Here is the regex I'm using:
r'^(`I_\w+|`IO_\w+|`SUP_(\w+)|`O_\w+)(\s*\()(\s*\d*,*)(\s*\d*,*)(\s*(\w+),)(\s*(\w+),)(\s*(\w+)\))',flags=re.M
This captures all line I needed except I_ANA
, SUP_ANA
, IO_ANA
, O_ANA
and I_VEC_ANA
. Maybe I need to write a separate regex when string contains 'ANA'?
What is the best regex you would recommend to capture these lines and put every string in that line in a group?
Thanks.
Upvotes: 0
Views: 52
Reputation: 77399
No need to solve everything in a single regular expression.
def get_data(text):
for line in text:
if re.match(r"^`?(I|IO|O|SUP)_", line):
m = re.search(r'(.+?)\((.+?)\)', line)
if m:
yield {
"fn": m.group(1),
"args": re.split(',\s*', m.group(2))
}
Testing:
>>> for line in get_data(text):
print(line)
{'fn': 'I_DIG', 'args': ['DN', 'PSUP', 'NSUP']}
{'fn': 'I_DIG', 'args': ['FAST_START', 'PSUP', 'NSUP']}
{'fn': 'IO_DIG', 'args': ['TEST', 'PSUP', 'NSUP']}
{'fn': 'I_ANA', 'args': ['IBIAS_200N']}
{'fn': 'SUP_ANA', 'args': ['NSUP']}
{'fn': 'I_ANA', 'args': ['VREF']}
{'fn': 'I_VEC_DIG', 'args': ['1', '0', 'DEGEN_TRIM', 'PSUP', 'NSUP']}
{'fn': 'I_VEC_DIG', 'args': ['1', '0', 'GAIN_SEL', 'PSUP', 'NSUP']}
{'fn': 'O_ANA', 'args': ['IOUTN']}
{'fn': 'O_ANA', 'args': ['IOUTP']}
{'fn': 'O_VEC_ANA', 'args': ['1', '0', 'IBIAS_OUT']}
{'fn': 'O_VEC_ANA', 'args': ['1', '0', 'ICAL']}
{'fn': 'O_DIG', 'args': ['OUT', 'PSUP', 'NSUP']}
{'fn': 'IO_ANA', 'args': ['TEST2']}
{'fn': 'IO_DIG', 'args': ['TEST3', 'PSUP_HV', 'NSUP_HV']}
Upvotes: 1
Reputation: 3382
If all you are doing is trying to match what a line startswith, why not use str.startswith
? You can pass in a tuple of multiple matches. This is all without regular expressions too.

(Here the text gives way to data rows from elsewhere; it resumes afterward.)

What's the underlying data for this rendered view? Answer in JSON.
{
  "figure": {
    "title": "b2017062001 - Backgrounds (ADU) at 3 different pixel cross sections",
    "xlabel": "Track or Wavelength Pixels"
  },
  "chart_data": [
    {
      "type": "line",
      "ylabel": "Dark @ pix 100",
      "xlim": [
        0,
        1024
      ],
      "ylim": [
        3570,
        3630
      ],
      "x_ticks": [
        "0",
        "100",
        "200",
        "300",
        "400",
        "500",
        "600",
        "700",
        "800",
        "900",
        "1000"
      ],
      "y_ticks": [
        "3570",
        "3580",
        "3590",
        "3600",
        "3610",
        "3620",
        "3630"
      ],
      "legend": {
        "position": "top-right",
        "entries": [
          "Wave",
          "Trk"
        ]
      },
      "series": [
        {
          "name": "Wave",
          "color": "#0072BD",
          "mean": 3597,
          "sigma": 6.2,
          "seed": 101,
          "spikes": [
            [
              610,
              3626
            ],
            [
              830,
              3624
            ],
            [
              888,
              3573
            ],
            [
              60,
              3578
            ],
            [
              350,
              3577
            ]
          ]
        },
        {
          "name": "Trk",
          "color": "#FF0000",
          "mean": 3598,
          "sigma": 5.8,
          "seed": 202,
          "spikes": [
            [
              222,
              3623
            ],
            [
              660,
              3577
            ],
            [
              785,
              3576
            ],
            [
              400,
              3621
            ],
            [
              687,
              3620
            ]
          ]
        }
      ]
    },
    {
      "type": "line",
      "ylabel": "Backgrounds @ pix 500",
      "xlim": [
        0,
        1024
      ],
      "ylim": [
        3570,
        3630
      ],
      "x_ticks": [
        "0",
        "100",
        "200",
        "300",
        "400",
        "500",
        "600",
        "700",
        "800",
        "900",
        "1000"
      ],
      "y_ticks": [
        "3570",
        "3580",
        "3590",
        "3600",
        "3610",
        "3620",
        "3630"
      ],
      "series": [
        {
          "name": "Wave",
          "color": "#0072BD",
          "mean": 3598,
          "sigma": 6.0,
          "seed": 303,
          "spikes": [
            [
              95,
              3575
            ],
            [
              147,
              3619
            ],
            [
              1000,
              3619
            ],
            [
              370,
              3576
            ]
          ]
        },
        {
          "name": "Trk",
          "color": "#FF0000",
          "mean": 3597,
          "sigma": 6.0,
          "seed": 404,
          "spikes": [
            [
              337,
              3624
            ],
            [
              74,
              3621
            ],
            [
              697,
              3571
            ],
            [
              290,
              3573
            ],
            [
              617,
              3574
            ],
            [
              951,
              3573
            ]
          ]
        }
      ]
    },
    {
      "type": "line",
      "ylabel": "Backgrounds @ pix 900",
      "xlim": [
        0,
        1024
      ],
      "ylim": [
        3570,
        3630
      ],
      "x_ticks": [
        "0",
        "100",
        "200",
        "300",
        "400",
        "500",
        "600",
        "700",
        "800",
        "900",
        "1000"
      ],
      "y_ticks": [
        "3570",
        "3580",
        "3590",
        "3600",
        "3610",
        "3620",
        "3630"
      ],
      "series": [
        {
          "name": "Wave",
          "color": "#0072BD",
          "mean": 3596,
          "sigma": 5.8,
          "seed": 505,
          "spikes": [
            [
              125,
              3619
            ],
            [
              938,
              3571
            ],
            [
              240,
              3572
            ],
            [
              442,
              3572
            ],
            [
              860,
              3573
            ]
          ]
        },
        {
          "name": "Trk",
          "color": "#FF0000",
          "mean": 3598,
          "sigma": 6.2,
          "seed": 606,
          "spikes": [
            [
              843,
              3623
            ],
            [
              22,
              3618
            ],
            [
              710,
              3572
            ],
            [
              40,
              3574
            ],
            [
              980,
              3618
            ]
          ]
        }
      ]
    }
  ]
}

This is reading from the file you linked to below:
>>> with open("test.vams", "r") as f:
... for line in f:
... if line.startswith(('`I_', '`IO_', '`O_', '`SUP_')):
... fn, args = line.strip('`)\n').split('(')
... args = [arg.strip() for arg in args.split(',')]

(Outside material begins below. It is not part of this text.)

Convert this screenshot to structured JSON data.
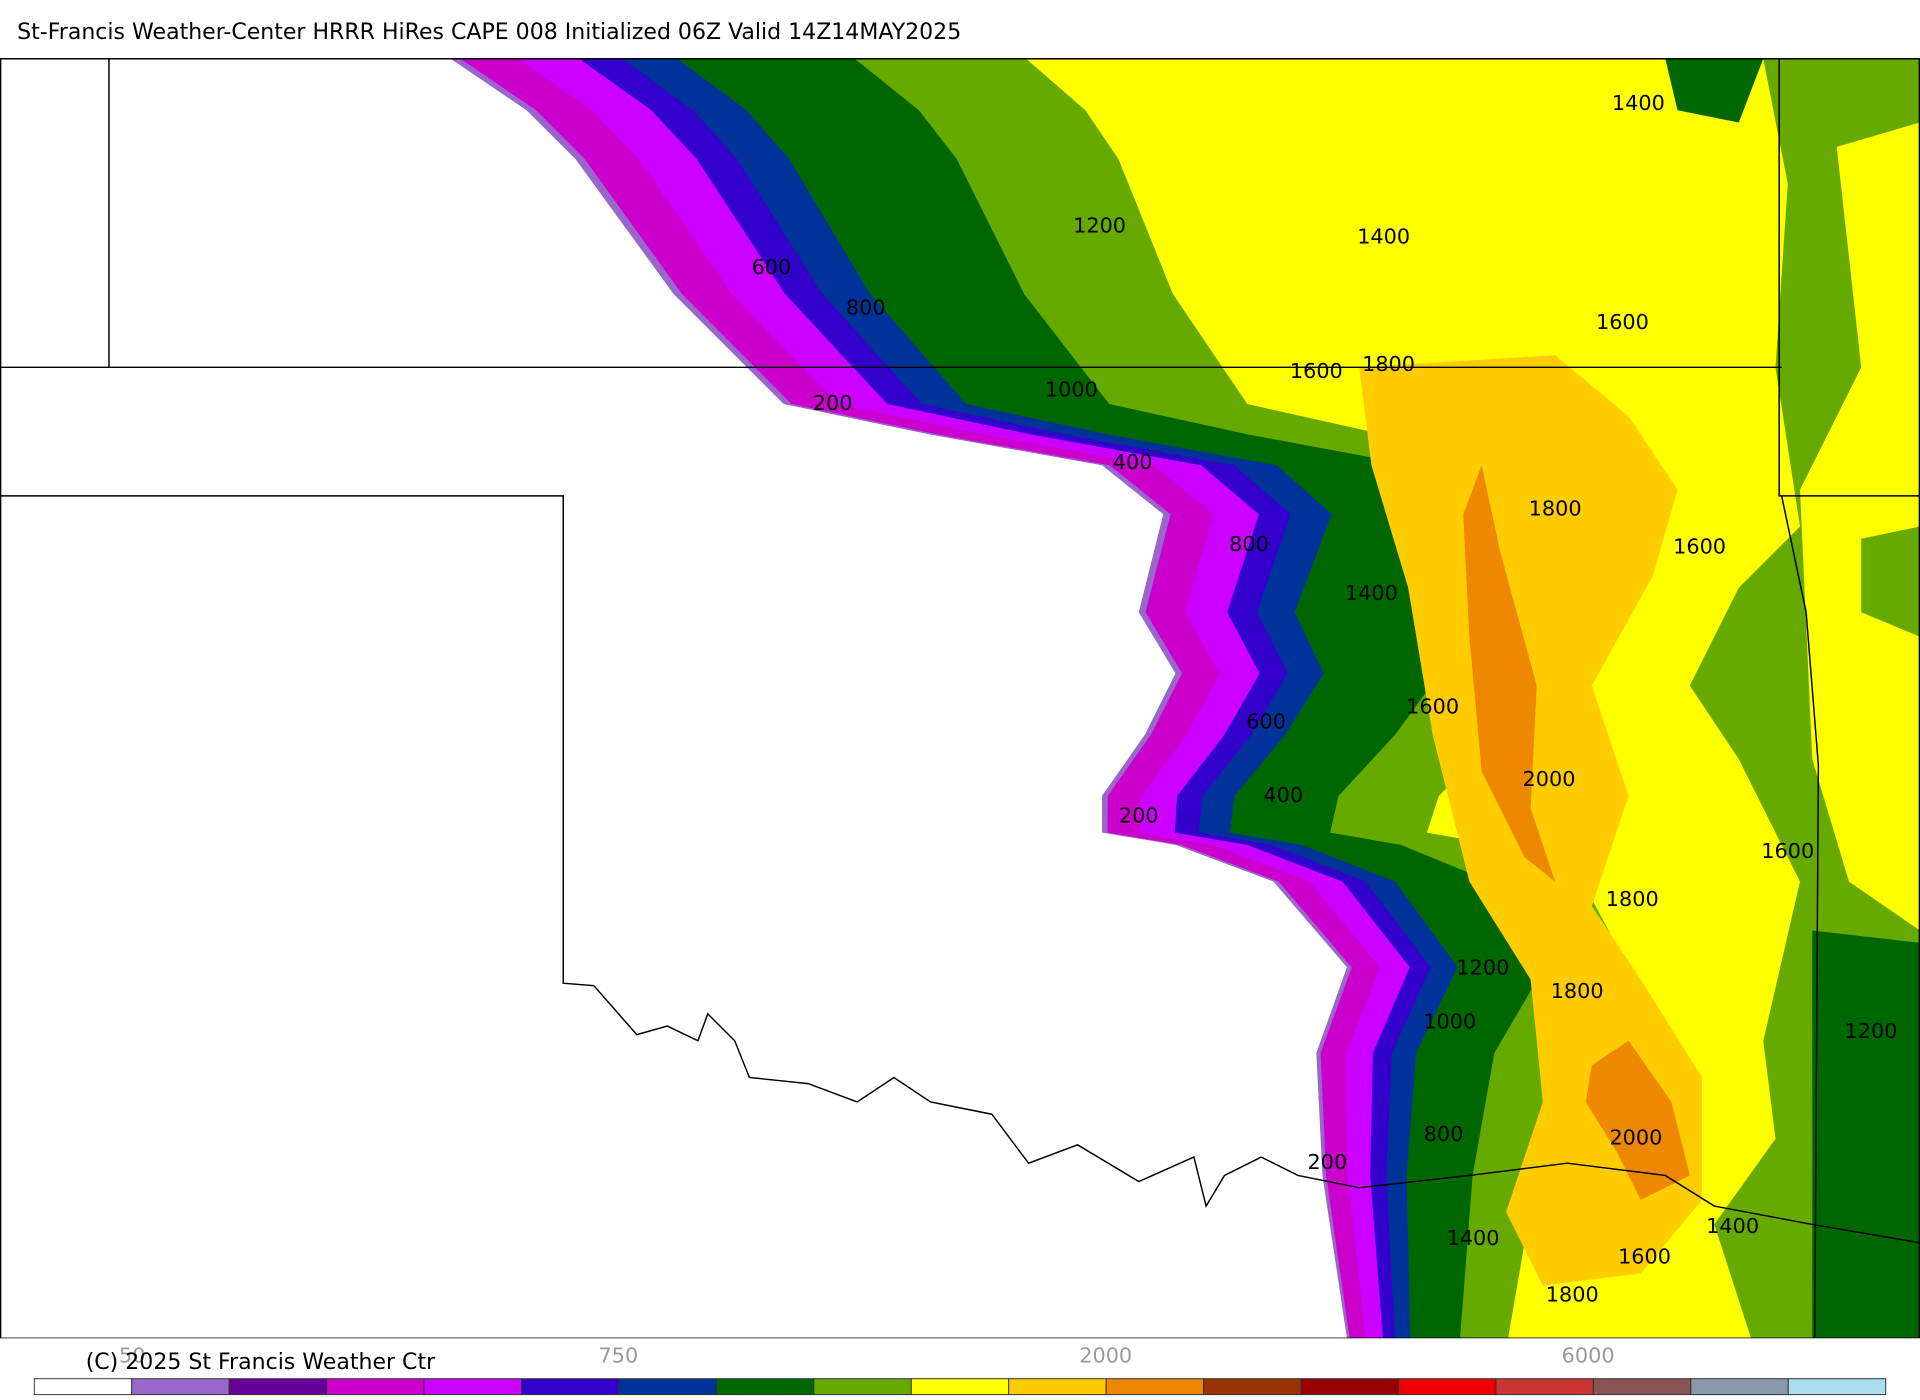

... print({'fn': fn, 'args': args})
...
{'fn': 'SUP_ANA', 'args': ['NSUP']}
{'fn': 'SUP_ANA', 'args': ['PSUP']}
{'fn': 'I_DIG', 'args': ['SEL', 'PSUP', 'NSUP']}
{'fn': 'I_ANA', 'args': ['A']}
{'fn': 'O_ANA', 'args': ['B']}
Upvotes: 1
Reputation: 6543
Here's a non-regex solution, variable data
contains your input string you've read from file:
prefixes = {'I', 'IO', 'O', 'SUP'}
lines = [line for line in data.split('\n') if '_' in line and
line.strip('`').split('_')[0] in prefixes]
Upvotes: 1